Three months ago, SoftBank CEO Masayoshi Son told investors that the conglomerate was in the midst of a “blizzard” after some of its biggest investments produced unimpressive results.
At the conglomerate’s incoming third-quarter results, investors will be desperate for good news after being disappointed by the firm’s misguided investments.
Investors have been left with a bad taste in their mouths for the type of tech startups SoftBank’s Vision Fund has placed bets on. These losses come from placing trust into companies that provided disappointing results such as India-based One97’s disastrous IPO, as well as WeWork’s valuation falling by 14% during the last quarter.
Additionally, the company’s anticipated sale of chip designer Arm Ltd. to Nvidia Corp. may be falling apart, while its chief operating officer Marcelo Claure has left the company.

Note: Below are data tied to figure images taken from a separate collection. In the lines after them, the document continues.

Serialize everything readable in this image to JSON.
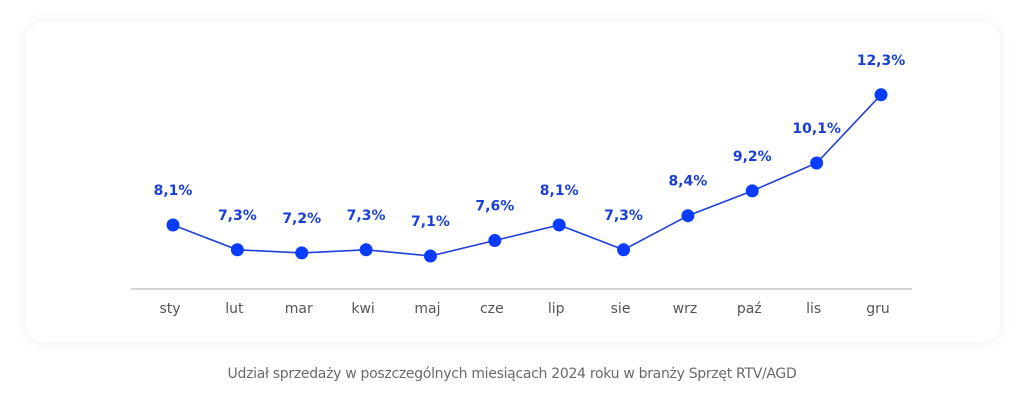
{
  "chart_data": {
    "type": "line",
    "categories": [
      "sty",
      "lut",
      "mar",
      "kwi",
      "maj",
      "cze",
      "lip",
      "sie",
      "wrz",
      "paź",
      "lis",
      "gru"
    ],
    "values": [
      8.1,
      7.3,
      7.2,
      7.3,
      7.1,
      7.6,
      8.1,
      7.3,
      8.4,
      9.2,
      10.1,
      12.3
    ],
    "data_labels": [
      "8,1%",
      "7,3%",
      "7,2%",
      "7,3%",
      "7,1%",
      "7,6%",
      "8,1%",
      "7,3%",
      "8,4%",
      "9,2%",
      "10,1%",
      "12,3%"
    ],
    "title": "",
    "caption": "Udział sprzedaży w poszczególnych miesiącach 2024 roku w branży Sprzęt RTV/AGD",
    "xlabel": "",
    "ylabel": "",
    "grid": false,
    "legend": "none",
    "colors": {
      "line": "#1f3fd8",
      "point": "#0a3cff",
      "label": "#1a3fd6",
      "axis": "#c8c8c8",
      "tick": "#555555"
    }
  }
}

In short, the organization has experienced a tumultuous few years, and now its shares are down over 12%.
While it’s difficult to pinpoint what SoftBank’s returns look like, Redex Research analyst Kirk Boodry is predicting the firm will see a $2.1 billion loss on its portfolio in the three months ending in December.
“It is hard to see how Softbank can fund share purchases without selling assets,” said Boodry. “Shares will continue to be range-bound as Softbank appears unlikely to move more aggressively on buybacks.”
Historically, Son has purchased SoftBank’s shares when they are undervalued compared to its net asset value. However, even this metric has fallen according to analysts, which could mean a worrying future for the Japanese conglomerate.